In fact, the widely-derided hipster culture has constituted the biggest force of resistance to the abstraction of cities. Hipster culture is always a quest to find the “real”. Hipsters cherish working with the hands: craft, making and production rather than mainstream consumption. The hipsters have mounted a campaign of resistance to create agency for themselves in a world where everything has been meticulously arranged for them to consume. The hipsters are trying to challenge the official urban narrative’s hegemony. They move into abandoned neighbourhoods from which production had been outsourced, and they recreate local economies that eventually produce a sense of place (which gets absorbed by mainstream real estate promotion eventually). That being said, hipster culture is reductive and almost exclusive because it feels like the preserve of the middle class only (Hipsters are arguably the shock troops of the middle class), so it offers neither an equitable nor a comprehensive approach but it is a successful example of going against the “placemaking” orthodoxy.

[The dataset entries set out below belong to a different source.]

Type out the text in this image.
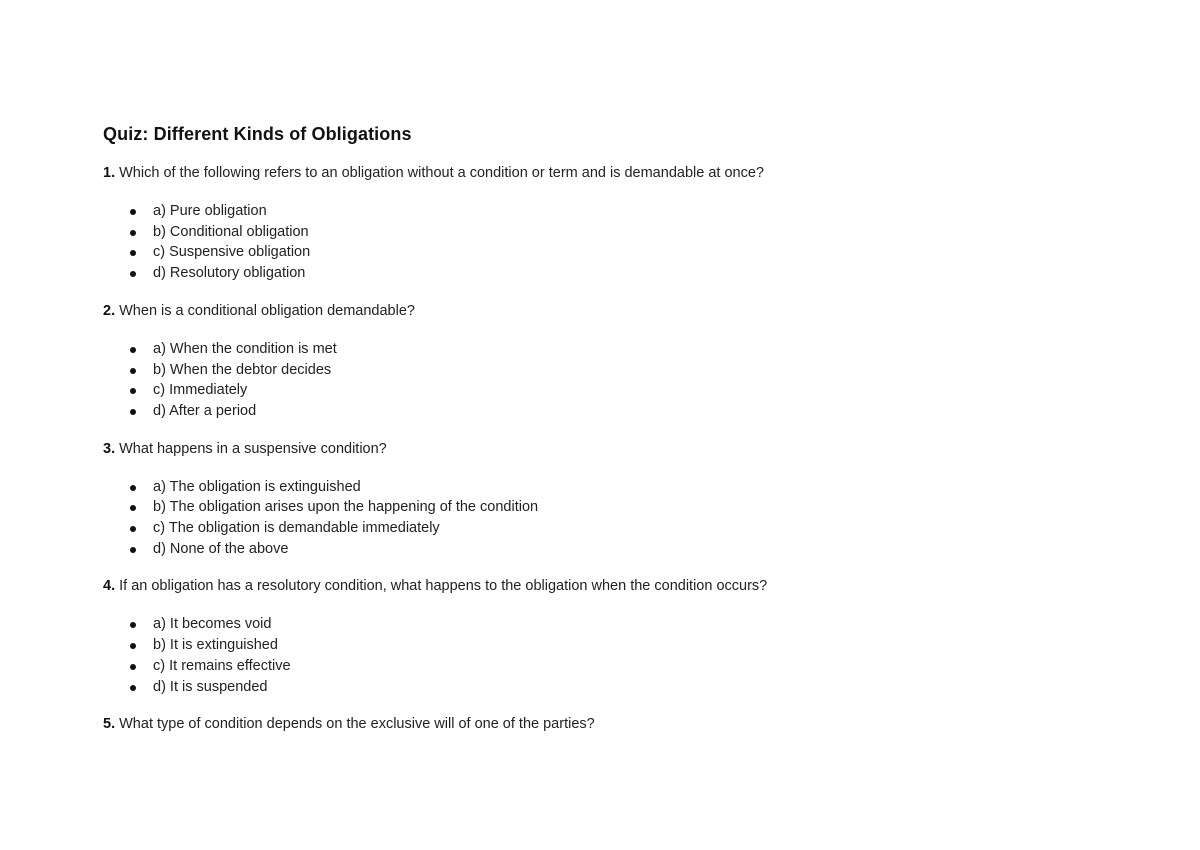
Quiz: Different Kinds of Obligations

1. Which of the following refers to an obligation without a condition or term and is demandable at once?

a) Pure obligation
b) Conditional obligation
c) Suspensive obligation
d) Resolutory obligation

2. When is a conditional obligation demandable?

a) When the condition is met
b) When the debtor decides
c) Immediately
d) After a period

3. What happens in a suspensive condition?

a) The obligation is extinguished
b) The obligation arises upon the happening of the condition
c) The obligation is demandable immediately
d) None of the above

4. If an obligation has a resolutory condition, what happens to the obligation when the condition occurs?

a) It becomes void
b) It is extinguished
c) It remains effective
d) It is suspended

5. What type of condition depends on the exclusive will of one of the parties?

We do take our cities for granted. We expect urban life to persist as we gradually withdraw from participating in it. What the current pandemic has displayed is the dystopian future that awaited us as we increasingly turned our backs to civic life, a future many of us find horrific. Perhaps the future of cities lies in going easy on placemaking and regeneration to allow the cities to just be themselves. The malaise of urban space and the high street cuts much deeper than easy explanations like online shopping and token solutions like “user experience”.